Nativity: Piero del la Francesca
A friend at the National Gallery tells me that Piero della Francesca’s Nativity is one of their most popular postcards – and not only at Christmas. One can see why. Partly and paradoxically it is because of the poor condition of the panel. The shepherds now look rather sketchy and the ass has all but disappeared. The result is a rather modern, unfinished look. It also lends it an ethereal, mystical dimension which accords well with the subject matter.
What is being depicted is a vision of St Bridget of Sweden popular in the later middle ages. Bridget dreamed of a Christ-child naked on the ground before his mother, shivering with cold and raising his arms towards her. It was a northern, Swedish image which Piero has transposed to his native Italy , indeed to an identifiable hilltop close to his home town of San Sepulcro . Bridget also saw a choir of angels, singing the praises of the Word made Flesh.
All the details of Bridget’s vision are here faithfully reproduced. On what is almost a stage set (the open-fronted stable with its precarious lean-to roof is scenically rustic) the naked child raises his arms to a young Virgin in a posture of prayer and adoration. Neither child nor Virgin are like anything that Piero had previously painted. Unlike his most famous Madonna in the Montefeltro altarpiece (now in the Brera) this Mary is no statuesque matron.
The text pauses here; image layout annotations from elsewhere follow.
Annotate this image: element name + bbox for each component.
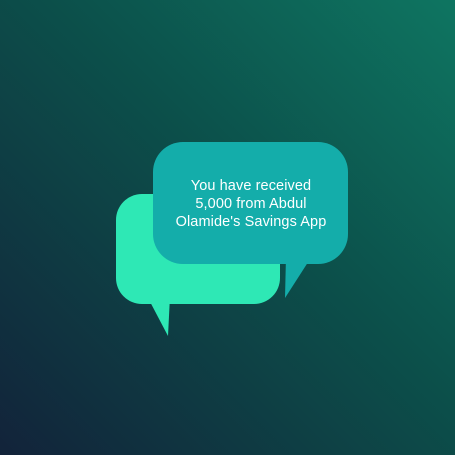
message-line: 5,000 from Abdul	[195, 196, 307, 212]
notification-message: You have received 5,000 from Abdul Olami…	[156, 177, 346, 231]
message-line: You have received	[190, 178, 312, 194]
message-line: Olamide's Savings App	[175, 214, 327, 230]
notification-illustration: You have received 5,000 from Abdul Olami…	[0, 0, 455, 455]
She is tender, young, vulnerable, and the child figure makes no allusions to the classical past: it is ungainly, new-born and strangely tragic in its isolation and vulnerability.
Then there are the angels. No wings, no haloes, with modish hairstyles, straight from a Renaissance banquet or the singing loft of a local church.
Is it the dream-like quality of this arrangement of discrete elements, or is it the unfinished ‘modernity’ of its present state which gives the picture its current popularity? Or is it the faithful representation of Bridget’s original vision: of a God made vulnerable; of a second Adam laid on the earth from which he came; and of a Virgin without sin whose painless birth gives her ample cause to adore the one whom she has brought into the world?